Image caption, The Port of Dover aims to create extra space for checks by next summer by filling in this dock area

Coach companies are worried about the new system.

Roselyn Coaches is based in Cornwall. By the time its vehicles reach Dover, they’ve already been on the road for hours.

Commercial manager James Church said any extra delays at Dover would not only affect customers’ experience, but would also carry more costs because drivers could hit their hours limit.

“If you’ve got a full coach with 50 to 70 people on board, that takes quite a long time anyway”, he told the BBC. “We’re quite concerned”.

He added that the business didn’t want EES to end up “[putting] a negative thought on continental coach crossings.”

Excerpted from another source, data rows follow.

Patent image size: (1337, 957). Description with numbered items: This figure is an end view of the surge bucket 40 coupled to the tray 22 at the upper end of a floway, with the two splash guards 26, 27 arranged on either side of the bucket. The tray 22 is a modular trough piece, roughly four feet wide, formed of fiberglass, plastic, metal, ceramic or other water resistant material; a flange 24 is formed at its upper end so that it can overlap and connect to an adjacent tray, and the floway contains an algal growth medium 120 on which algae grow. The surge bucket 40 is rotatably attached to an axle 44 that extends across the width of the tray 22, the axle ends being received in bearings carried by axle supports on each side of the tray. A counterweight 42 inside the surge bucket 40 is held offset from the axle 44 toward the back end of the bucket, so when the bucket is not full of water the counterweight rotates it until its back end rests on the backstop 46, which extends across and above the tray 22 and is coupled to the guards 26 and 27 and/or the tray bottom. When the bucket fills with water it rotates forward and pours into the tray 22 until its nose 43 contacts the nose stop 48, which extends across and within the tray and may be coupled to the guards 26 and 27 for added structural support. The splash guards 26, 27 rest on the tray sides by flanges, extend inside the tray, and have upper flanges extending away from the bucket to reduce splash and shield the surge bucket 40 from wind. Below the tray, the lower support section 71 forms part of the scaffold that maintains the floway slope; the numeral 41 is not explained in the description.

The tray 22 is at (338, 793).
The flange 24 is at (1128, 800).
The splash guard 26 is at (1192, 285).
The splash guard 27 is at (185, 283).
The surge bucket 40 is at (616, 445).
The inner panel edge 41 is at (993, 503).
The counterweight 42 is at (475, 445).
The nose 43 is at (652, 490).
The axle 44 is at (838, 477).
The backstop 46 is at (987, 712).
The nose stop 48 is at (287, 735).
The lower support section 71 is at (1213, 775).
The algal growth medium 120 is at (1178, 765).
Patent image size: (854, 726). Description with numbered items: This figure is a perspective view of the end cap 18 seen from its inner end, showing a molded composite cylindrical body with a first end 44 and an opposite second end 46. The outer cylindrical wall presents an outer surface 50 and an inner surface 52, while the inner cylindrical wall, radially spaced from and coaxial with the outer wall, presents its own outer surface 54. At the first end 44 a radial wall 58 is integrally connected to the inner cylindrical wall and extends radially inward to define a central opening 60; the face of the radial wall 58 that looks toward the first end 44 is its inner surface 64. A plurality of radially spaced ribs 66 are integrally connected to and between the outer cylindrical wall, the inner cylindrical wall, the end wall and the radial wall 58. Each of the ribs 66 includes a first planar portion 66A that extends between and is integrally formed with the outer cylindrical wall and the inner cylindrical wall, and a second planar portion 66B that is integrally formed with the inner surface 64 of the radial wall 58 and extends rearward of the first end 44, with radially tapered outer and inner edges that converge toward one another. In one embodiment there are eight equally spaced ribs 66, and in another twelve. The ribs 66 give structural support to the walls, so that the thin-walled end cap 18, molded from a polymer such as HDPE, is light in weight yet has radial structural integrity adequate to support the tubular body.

Implementing EES at London St Pancras means a big change for Eurostar passengers taking trains to Paris and beyond.

The number of border control points in the existing departures area will be doubled. Space constraints won’t leave room for the EES kiosks as well.

So, 49 of them will be installed at other points around the station, which is owned by HS1 and used by several domestic rail operators too.

A coffee shop near the main station entrance will make way for the main kiosk area. Two other zones will include an overflow room on St Pancras’ mezzanine level.

Image caption, An impression of how Entry Exit System kiosks will look at London St Pancras station

Simon Lejeune, Eurostar’s chief stations and security officer, insisted these arrangements, with extra staff on hand to assist customers, meant people would not need to turn up any earlier for a train than they currently do.

“With our set up it will still be 45 to 90 minutes check-in time”, he said.

“We’ve really planned intensely for this, making sure that we’ve got the best arrangement for our customers.”

Eurostar’s preparations are costing the equivalent of £8.5m.

Eurotunnel, which operates freight and vehicle shuttles though the Channel Tunnel, is spending the equivalent of £70m building processing zones, where people will queue in their cars to use automatic machines.

It will also hire 70 new passenger assistance staff on each side of the channel.

The company’s boss Yann Leriche recently told the BBC getting through border controls would take five to seven minutes longer, but insisted the extra lanes and technology would avoid queues spilling out onto the roads.

The EU has been developing an app to enable EES registration to be started from home, but it’s not expected to be ready for the start of the new system.

However, for a six-month transition period, the EU is expected to allow the checks to be reduced in some circumstances if bad queues build up.

A spokesperson for the UK government said it was “working closely with the EU and member states to minimise any impact at our shared borders with Europe.”

They added: “We are also working closely with the Kent Resilience Forum as well as with port authorities, ferry operators and industry to develop robust contingency plans to ensure they are prepared to minimise the risk of delays.”